"Momentum is still there, you have support from central banks, and the US economy is looking pretty decent," Allan von Mehren, chief analyst at Danske Bank in Copenhagen, told Bloomberg. "Markets interpreted Yellen to be a little more to the softer side. It's been a rapid rally this month, so maybe we'll rise a bit more steadily from here."
Gains in shares of McDonald's and those of General Electric, last up 2 per cent and 1.8 per cent respectively, outweighed slides in shares of UnitedHealth and those of Cisco, down 1.1 per cent and 0.8 per cent respectively.
The latest housing data were solid. US new home sales slipped 0.2 per cent in January to a better-than-expected annualised rate of 481,000 properties, just below the upwardly revised 482,000 rate in December, which the highest since June 2008.
"We are still taking sort of a meandering, bumpy path towards recovery," Stephanie Karol, a US economist at IHS Global Insight in Lexington, Massachusetts, told Reuters. "We expect housing will improve later this year due to the improvement in the labour market and credit conditions."
In Europe, the Stoxx 600 Index finished the session with a 0.1 per cent decline from the previous close, as did France's CAC 40 Index.
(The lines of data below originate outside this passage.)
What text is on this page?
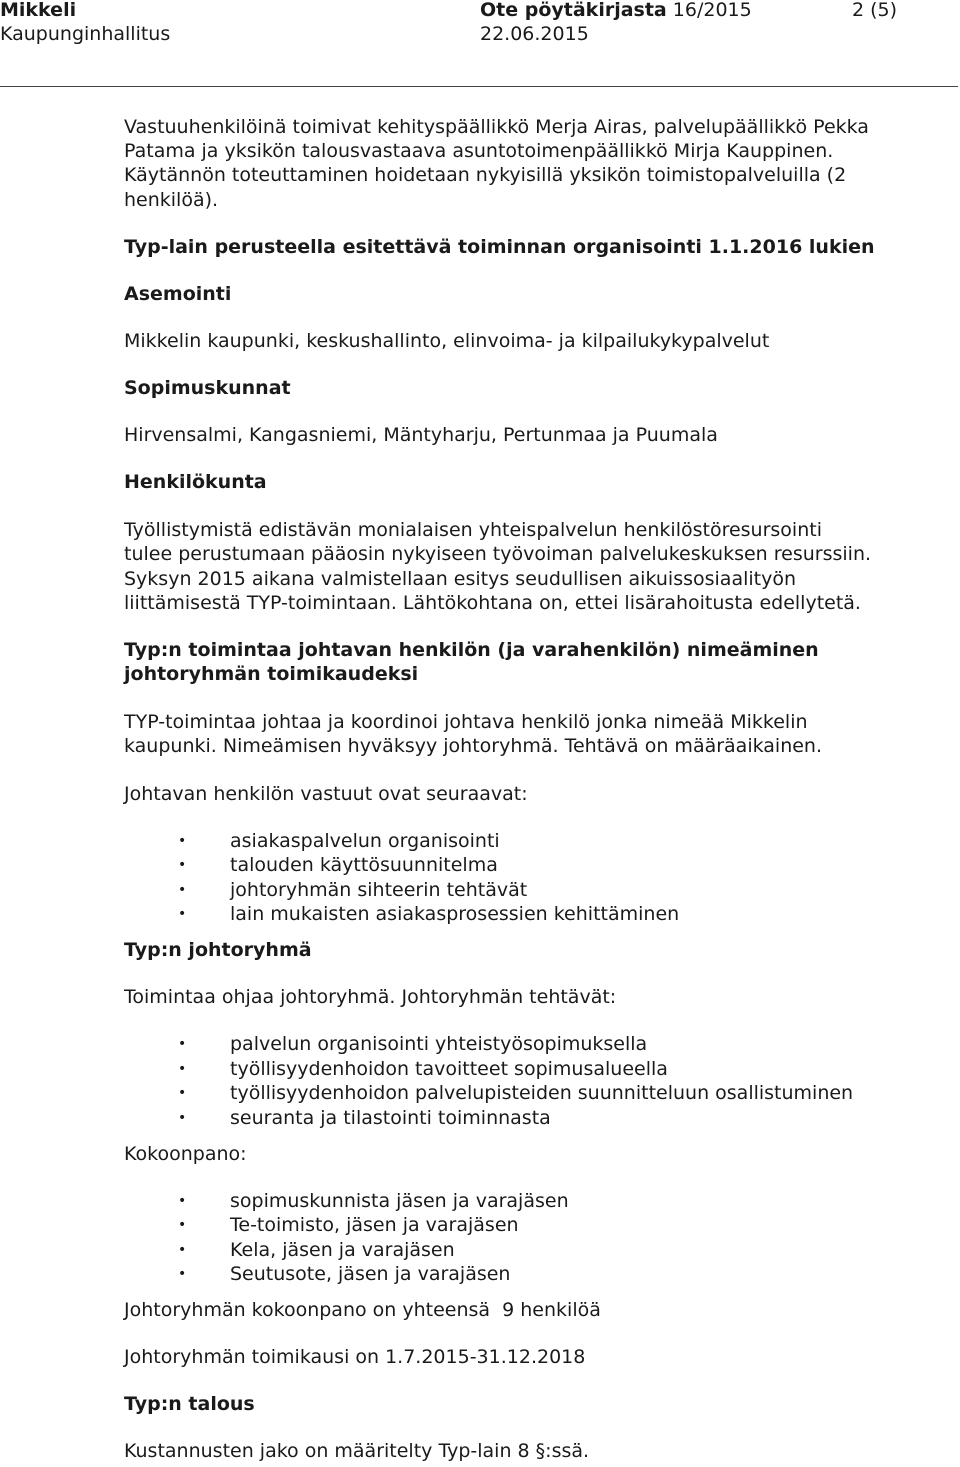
Mikkeli
Kaupunginhallitus
Ote pöytäkirjasta 16/2015
22.06.2015
2 (5)
Vastuuhenkilöinä toimivat kehityspäällikkö Merja Airas, palvelupäällikkö Pekka
Patama ja yksikön talousvastaava asuntotoimenpäällikkö Mirja Kauppinen.
Käytännön toteuttaminen hoidetaan nykyisillä yksikön toimistopalveluilla (2
henkilöä).
Typ-lain perusteella esitettävä toiminnan organisointi 1.1.2016 lukien
Asemointi
Mikkelin kaupunki, keskushallinto, elinvoima- ja kilpailukykypalvelut
Sopimuskunnat
Hirvensalmi, Kangasniemi, Mäntyharju, Pertunmaa ja Puumala
Henkilökunta
Työllistymistä edistävän monialaisen yhteispalvelun henkilöstöresursointi
tulee perustumaan pääosin nykyiseen työvoiman palvelukeskuksen resurssiin.
Syksyn 2015 aikana valmistellaan esitys seudullisen aikuissosiaalityön
liittämisestä TYP-toimintaan. Lähtökohtana on, ettei lisärahoitusta edellytetä.
Typ:n toimintaa johtavan henkilön (ja varahenkilön) nimeäminen
johtoryhmän toimikaudeksi
TYP-toimintaa johtaa ja koordinoi johtava henkilö jonka nimeää Mikkelin
kaupunki. Nimeämisen hyväksyy johtoryhmä. Tehtävä on määräaikainen.
Johtavan henkilön vastuut ovat seuraavat:
• asiakaspalvelun organisointi
• talouden käyttösuunnitelma
• johtoryhmän sihteerin tehtävät
• lain mukaisten asiakasprosessien kehittäminen
Typ:n johtoryhmä
Toimintaa ohjaa johtoryhmä. Johtoryhmän tehtävät:
• palvelun organisointi yhteistyösopimuksella
• työllisyydenhoidon tavoitteet sopimusalueella
• työllisyydenhoidon palvelupisteiden suunnitteluun osallistuminen
• seuranta ja tilastointi toiminnasta
Kokoonpano:
• sopimuskunnista jäsen ja varajäsen
• Te-toimisto, jäsen ja varajäsen
• Kela, jäsen ja varajäsen
• Seutusote, jäsen ja varajäsen
Johtoryhmän kokoonpano on yhteensä  9 henkilöä
Johtoryhmän toimikausi on 1.7.2015-31.12.2018
Typ:n talous
Kustannusten jako on määritelty Typ-lain 8 §:ssä.
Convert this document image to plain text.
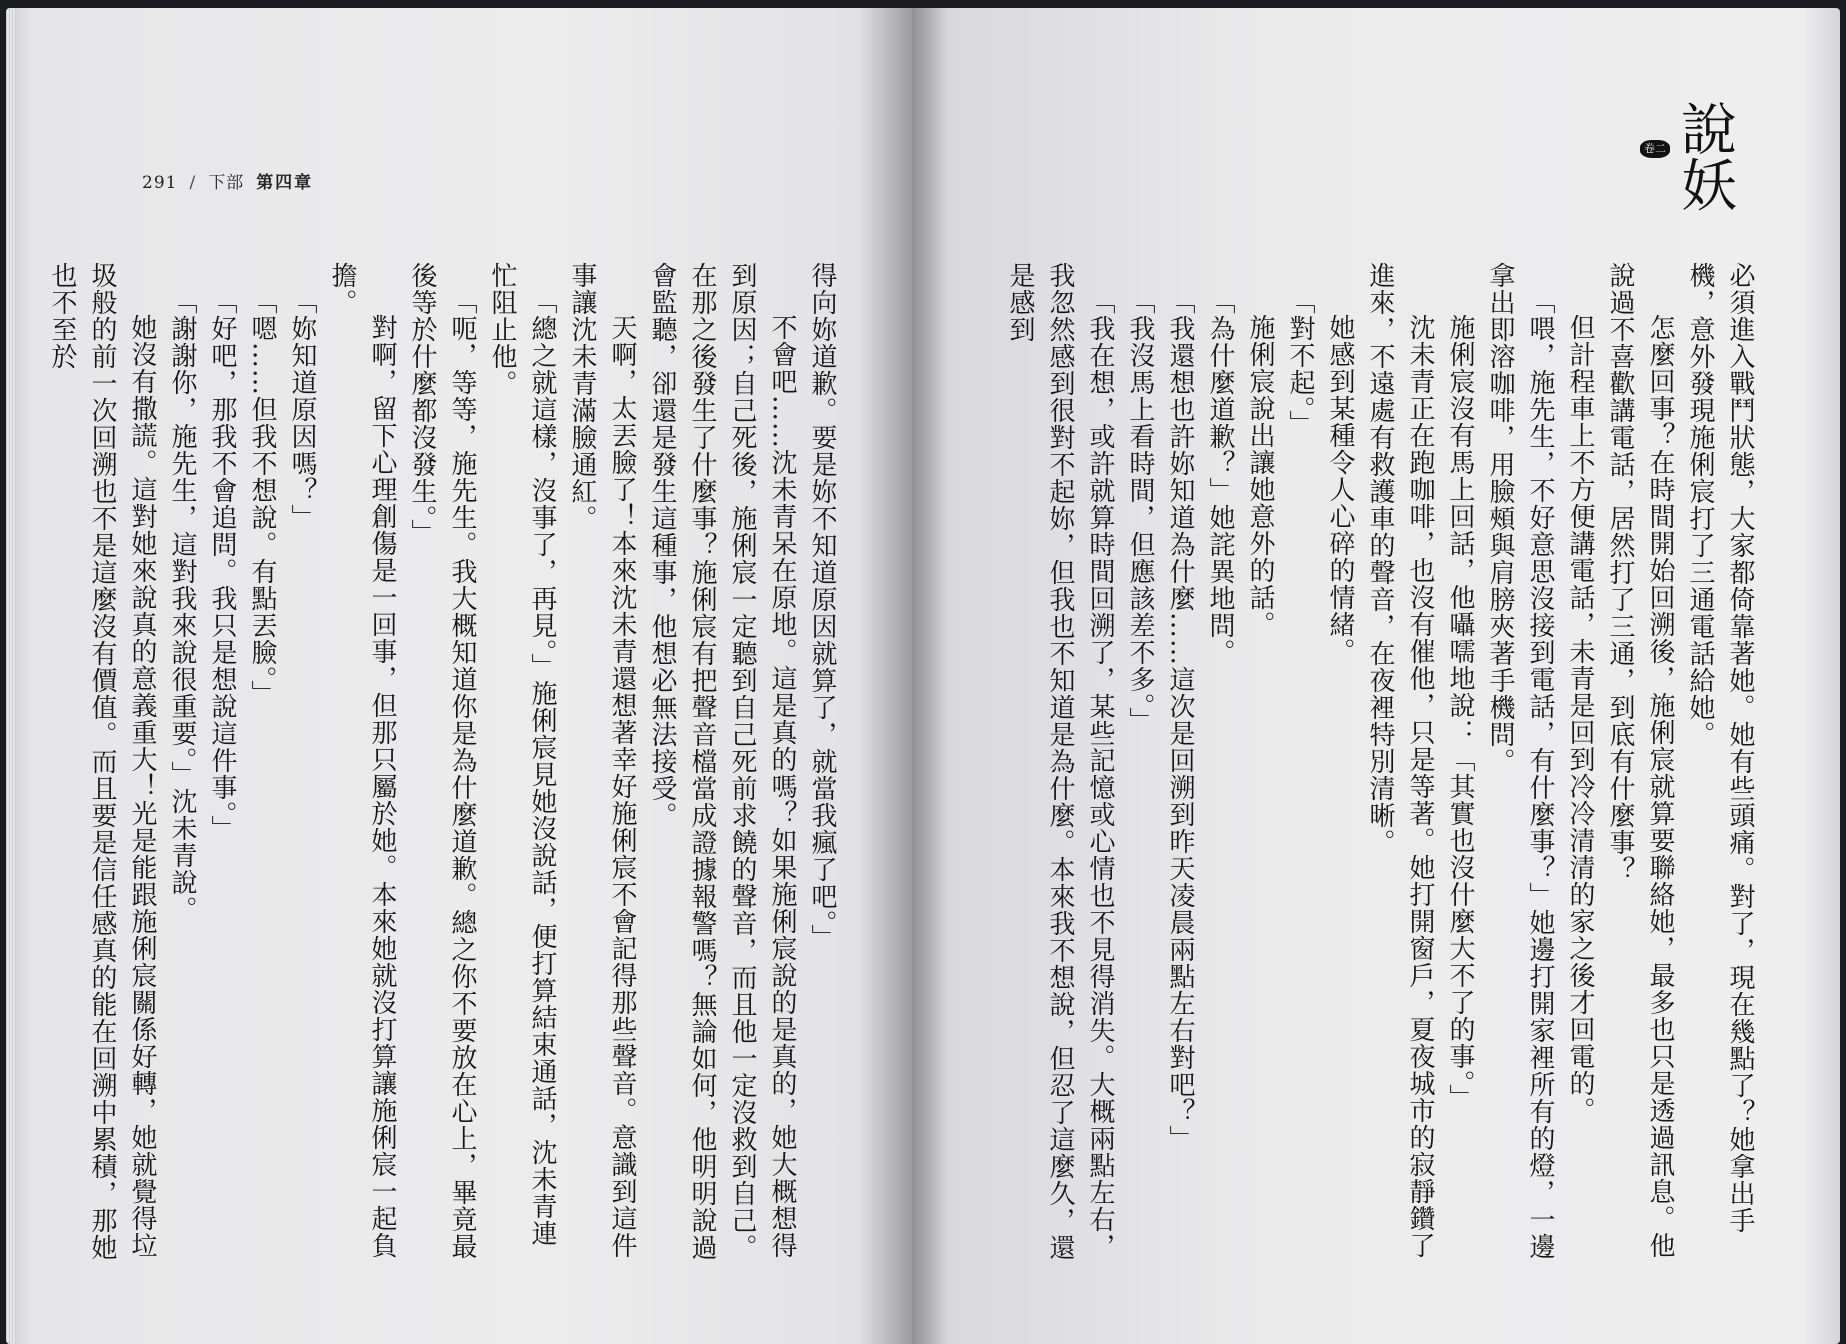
291 / 下部 第四章

得向妳道歉。要是妳不知道原因就算了，就當我瘋了吧。」

不會吧……沈未青呆在原地。這是真的嗎？如果施俐宸說的是真的，她大概想得到原因；自己死後，施俐宸一定聽到自己死前求饒的聲音，而且他一定沒救到自己。在那之後發生了什麼事？施俐宸有把聲音檔當成證據報警嗎？無論如何，他明明說過會監聽，卻還是發生這種事，他想必無法接受。

天啊，太丟臉了！本來沈未青還想著幸好施俐宸不會記得那些聲音。意識到這件事讓沈未青滿臉通紅。

「總之就這樣，沒事了，再見。」施俐宸見她沒說話，便打算結束通話，沈未青連忙阻止他。

「呃，等等，施先生。我大概知道你是為什麼道歉。總之你不要放在心上，畢竟最後等於什麼都沒發生。」

對啊，留下心理創傷是一回事，但那只屬於她。本來她就沒打算讓施俐宸一起負擔。

「妳知道原因嗎？」

「嗯……但我不想說。有點丟臉。」

「好吧，那我不會追問。我只是想說這件事。」

「謝謝你，施先生，這對我來說很重要。」沈未青說。

她沒有撒謊。這對她來說真的意義重大！光是能跟施俐宸關係好轉，她就覺得垃圾般的前一次回溯也不是這麼沒有價值。而且要是信任感真的能在回溯中累積，那她也不至於

說妖
卷二

必須進入戰鬥狀態，大家都倚靠著她。她有些頭痛。對了，現在幾點了？她拿出手機，意外發現施俐宸打了三通電話給她。

怎麼回事？在時間開始回溯後，施俐宸就算要聯絡她，最多也只是透過訊息。他說過不喜歡講電話，居然打了三通，到底有什麼事？

但計程車上不方便講電話，未青是回到冷冷清清的家之後才回電的。

「喂，施先生，不好意思沒接到電話，有什麼事？」她邊打開家裡所有的燈，一邊拿出即溶咖啡，用臉頰與肩膀夾著手機問。

施俐宸沒有馬上回話，他囁嚅地說：「其實也沒什麼大不了的事。」

沈未青正在跑咖啡，也沒有催他，只是等著。她打開窗戶，夏夜城市的寂靜鑽了進來，不遠處有救護車的聲音，在夜裡特別清晰。

她感到某種令人心碎的情緒。

「對不起。」

施俐宸說出讓她意外的話。

「為什麼道歉？」她詫異地問。

「我還想也許妳知道為什麼……這次是回溯到昨天凌晨兩點左右對吧？」

「我沒馬上看時間，但應該差不多。」

「我在想，或許就算時間回溯了，某些記憶或心情也不見得消失。大概兩點左右，我忽然感到很對不起妳，但我也不知道是為什麼。本來我不想說，但忍了這麼久，還是感到
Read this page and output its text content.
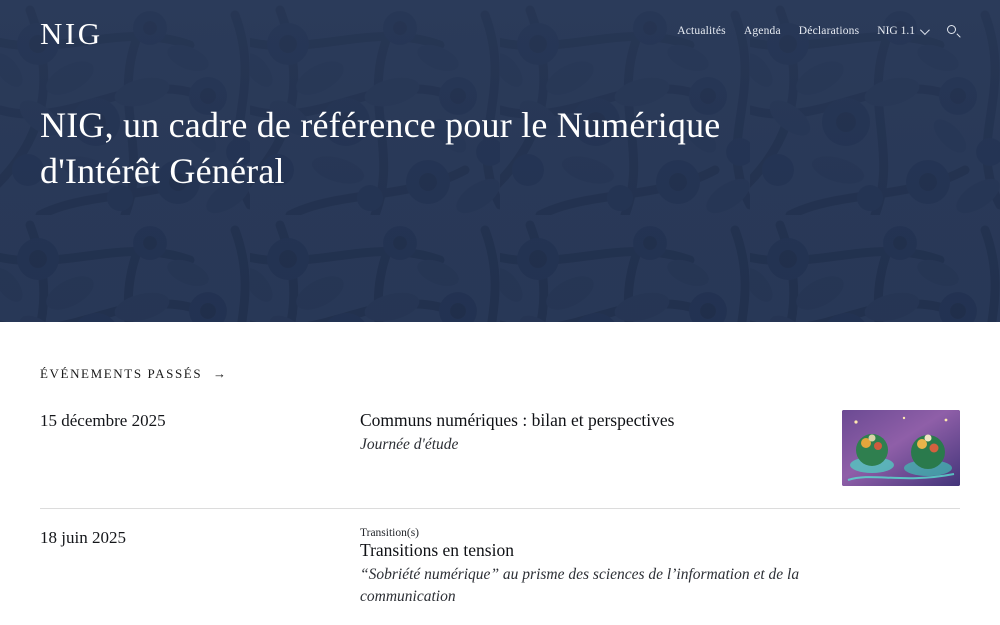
NIG	Actualités Agenda Déclarations NIG 1.1
NIG, un cadre de référence pour le Numérique d'Intérêt Général
ÉVÉNEMENTS PASSÉS →
15 décembre 2025	Communs numériques : bilan et perspectives
Journée d'étude
18 juin 2025	Transition(s)
Transitions en tension
“Sobriété numérique” au prisme des sciences de l’information et de la communication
The FTSE 100 Index, which set a record high on Tuesday, slipped 0.2 per cent. Germany's DAX eked out a 0.04 per cent gain.
"We have decreasing tensions with the Greek problem and now the market is looking for new positive drivers, but we do not really have any, so I expect more or less a breather in the next few days and some consolidation moves," Christian Stocker, a strategist at UniCredit Bank in Munich, told Bloomberg.